Ob die Grüne Gentechnik im Kampf gegen den Hunger helfen kann, ist offen. Genauso wie die Frage, ob sie für Mensch und Umwelt gefährlich ist. Doch eines steht fest, das zeigen alle Umfragen: Eine große Mehrheit der Verbraucher lehnt gentechnisch veränderte Pflanzen ab. Sie wollen sie nicht auf den Äckern sehen, sie wollen sie nicht in der freien Natur vorfinden und sie wollen sie erst recht nicht in ihren Lebensmitteln wissen. Weil aber niemand auf Dauer am Verbraucher vorbeikommt, spielt der Anbau von gentechnisch veränderten Pflanzen in Deutschland bislang so gut wie keine Rolle.

In diesem Jahr waren es ganze 28 Hektar, auf denen Gen-Pflanzen angebaut wurden. Das sind nicht einmal 0,001 Prozent der landwirtschaftlich genutzten Ackerfläche in Deutschland. Davon dienten 13 Hektar allein zu Forschungszwecken. Universitäten und Konzerne wie BASF testeten dort gentechnisch veränderte Kartoffeln, Mais, Raps, Zuckerrüben oder auch Weizen. Kommerziell sollten gerade einmal 15 Hektar genutzt werden. "Sollten", wohlgemerkt, denn nicht einmal das war möglich.

Auf diesen 15 Hektar hatte ein Landwirt aus Mecklenburg-Vorpommern im Auftrag von BASF die Gen-Kartoffel Amflora angebaut. Sie und der Genmais Mon-810 des US-Konzerns Monsanto sind derzeit die einzigen beiden Pflanzen, die von der EU zum kommerziellen Anbau zugelassen sind.

In Deutschland allerdings gelten für beide Pflanzen Sonderregeln.
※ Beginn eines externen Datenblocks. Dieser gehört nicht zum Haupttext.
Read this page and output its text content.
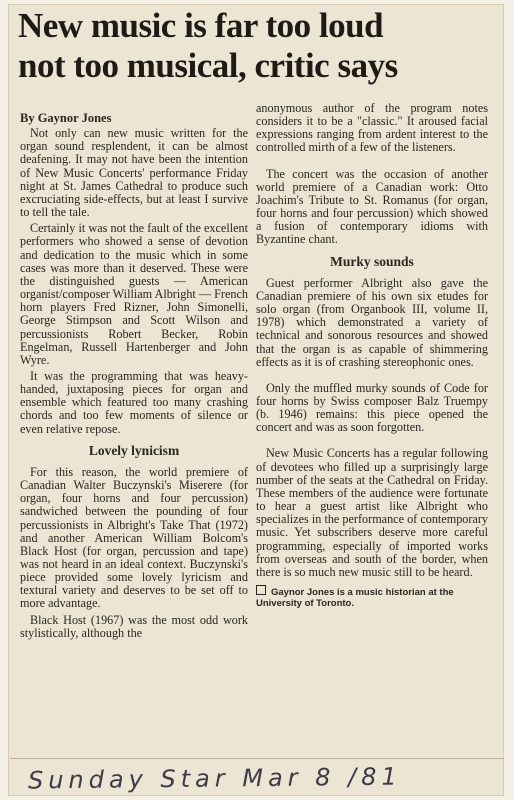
New music is far too loud
not too musical, critic says
By Gaynor Jones

Not only can new music written for the organ sound resplendent, it can be almost deafening. It may not have been the intention of New Music Concerts' performance Friday night at St. James Cathedral to produce such excruciating side-effects, but at least I survive to tell the tale.

Certainly it was not the fault of the excellent performers who showed a sense of devotion and dedication to the music which in some cases was more than it deserved. These were the distinguished guests — American organist/composer William Albright — French horn players Fred Rizner, John Simonelli, George Stimpson and Scott Wilson and percussionists Robert Becker, Robin Engelman, Russell Hartenberger and John Wyre.

It was the programming that was heavy-handed, juxtaposing pieces for organ and ensemble which featured too many crashing chords and too few moments of silence or even relative repose.

Lovely lynicism

For this reason, the world premiere of Canadian Walter Buczynski's Miserere (for organ, four horns and four percussion) sandwiched between the pounding of four percussionists in Albright's Take That (1972) and another American William Bolcom's Black Host (for organ, percussion and tape) was not heard in an ideal context. Buczynski's piece provided some lovely lyricism and textural variety and deserves to be set off to more advantage.

Black Host (1967) was the most odd work stylistically, although the

anonymous author of the program notes considers it to be a "classic." It aroused facial expressions ranging from ardent interest to the controlled mirth of a few of the listeners.

The concert was the occasion of another world premiere of a Canadian work: Otto Joachim's Tribute to St. Romanus (for organ, four horns and four percussion) which showed a fusion of contemporary idioms with Byzantine chant.

Murky sounds

Guest performer Albright also gave the Canadian premiere of his own six etudes for solo organ (from Organbook III, volume II, 1978) which demonstrated a variety of technical and sonorous resources and showed that the organ is as capable of shimmering effects as it is of crashing stereophonic ones.

Only the muffled murky sounds of Code for four horns by Swiss composer Balz Truempy (b. 1946) remains: this piece opened the concert and was as soon forgotten.

New Music Concerts has a regular following of devotees who filled up a surprisingly large number of the seats at the Cathedral on Friday. These members of the audience were fortunate to hear a guest artist like Albright who specializes in the performance of contemporary music. Yet subscribers deserve more careful programming, especially of imported works from overseas and south of the border, when there is so much new music still to be heard.

Gaynor Jones is a music historian at the University of Toronto.
Sunday Star Mar 8 /81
Wegen Sicherheitsbedenken hat Bundeslandwirtschaftsministerin Ilse Aigner den Anbau von Mon-810-Mais im vergangenen Jahr komplett untersagt. Den Anbau der Kartoffel hatte sie zwar zunächst erlaubt, doch nachdem im September auf schwedischen Amflora-Äckern Exemplare einer weiteren Gen-Kartoffel aufgetaucht waren, die noch nicht zum kommerziellen Anbau zugelassen ist, ging Mecklenburg-Vorpommerns Landwirtschaftsminister Till Backhaus auf Nummer sicher: Unmittelbar nach der Ernte musste der Landwirt die Amflora-Kartoffeln einlagern. Er darf sie so lange nicht verwerten, bis restlos aufgeklärt ist, wie es zu der Panne in Schweden kommen konnte.
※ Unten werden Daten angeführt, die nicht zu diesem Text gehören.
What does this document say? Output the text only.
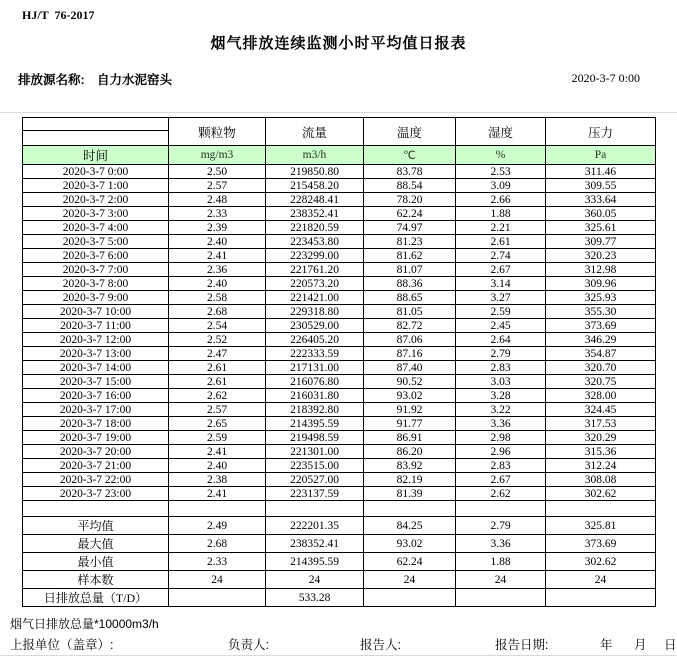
HJ/T  76-2017
烟气排放连续监测小时平均值日报表
排放源名称: 自力水泥窑头	2020-3-7 0:00
	颗粒物	流量	温度	湿度	压力

时间	mg/m3	m3/h	℃	%	Pa
2020-3-7 0:00	2.50	219850.80	83.78	2.53	311.46
2020-3-7 1:00	2.57	215458.20	88.54	3.09	309.55
2020-3-7 2:00	2.48	228248.41	78.20	2.66	333.64
2020-3-7 3:00	2.33	238352.41	62.24	1.88	360.05
2020-3-7 4:00	2.39	221820.59	74.97	2.21	325.61
2020-3-7 5:00	2.40	223453.80	81.23	2.61	309.77
2020-3-7 6:00	2.41	223299.00	81.62	2.74	320.23
2020-3-7 7:00	2.36	221761.20	81.07	2.67	312.98
2020-3-7 8:00	2.40	220573.20	88.36	3.14	309.96
2020-3-7 9:00	2.58	221421.00	88.65	3.27	325.93
2020-3-7 10:00	2.68	229318.80	81.05	2.59	355.30
2020-3-7 11:00	2.54	230529.00	82.72	2.45	373.69
2020-3-7 12:00	2.52	226405.20	87.06	2.64	346.29
2020-3-7 13:00	2.47	222333.59	87.16	2.79	354.87
2020-3-7 14:00	2.61	217131.00	87.40	2.83	320.70
2020-3-7 15:00	2.61	216076.80	90.52	3.03	320.75
2020-3-7 16:00	2.62	216031.80	93.02	3.28	328.00
2020-3-7 17:00	2.57	218392.80	91.92	3.22	324.45
2020-3-7 18:00	2.65	214395.59	91.77	3.36	317.53
2020-3-7 19:00	2.59	219498.59	86.91	2.98	320.29
2020-3-7 20:00	2.41	221301.00	86.20	2.96	315.36
2020-3-7 21:00	2.40	223515.00	83.92	2.83	312.24
2020-3-7 22:00	2.38	220527.00	82.19	2.67	308.08
2020-3-7 23:00	2.41	223137.59	81.39	2.62	302.62

平均值	2.49	222201.35	84.25	2.79	325.81
最大值	2.68	238352.41	93.02	3.36	373.69
最小值	2.33	214395.59	62.24	1.88	302.62
样本数	24	24	24	24	24
日排放总量（T/D）		533.28			
烟气日排放总量*10000m3/h
上报单位（盖章）:	负责人:	报告人:	报告日期:	年 月 日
Gen-Pflanzen werden massenhaft importiert

"Die Grüne Gentechnik ist eben eine Risikotechnologie", sagt Stephanie Töwe, Gentechnik-Expertin der Umweltschutzorganisation Greenpeace. Einmal ausgesetzt lasse sich die Verbreitung nicht mehr kontrollieren. Sie begrüßt daher, dass das Bundesverfassungsgericht die Hürden für die Anwendung nicht herabgesetzt hat. "Meines Erachtens müssten sie sogar noch erhöht werden", sagt Töwe. Denn derzeit werden hierzulande zwar kaum Gen-Pflanzen angebaut - sicher auch deshalb, weil der Deutsche Bauernverband wegen der strengen Haftungsregeln dringend davon abrät. Importiert aber werden sie in Massen. So ist vor allem Gen-Soja aus Brasilien, den USA und Argentinien als Futtermittel für Schweine und Geflügel beliebt. In Lagerhallen oder beim Transport besteht daher immer die Gefahr, dass sich saubere Ware mit Gen-Ware vermischt. "Landwirte, die ihr Getreide als gentechnikfrei verkaufen wollen, müssen viel Geld zahlen, um es ordnungsgemäß kontrollieren zu lassen", sagt Töwe. "Diese Kosten sollten eigentlich diejenigen zahlen, die Gentechnik verwenden."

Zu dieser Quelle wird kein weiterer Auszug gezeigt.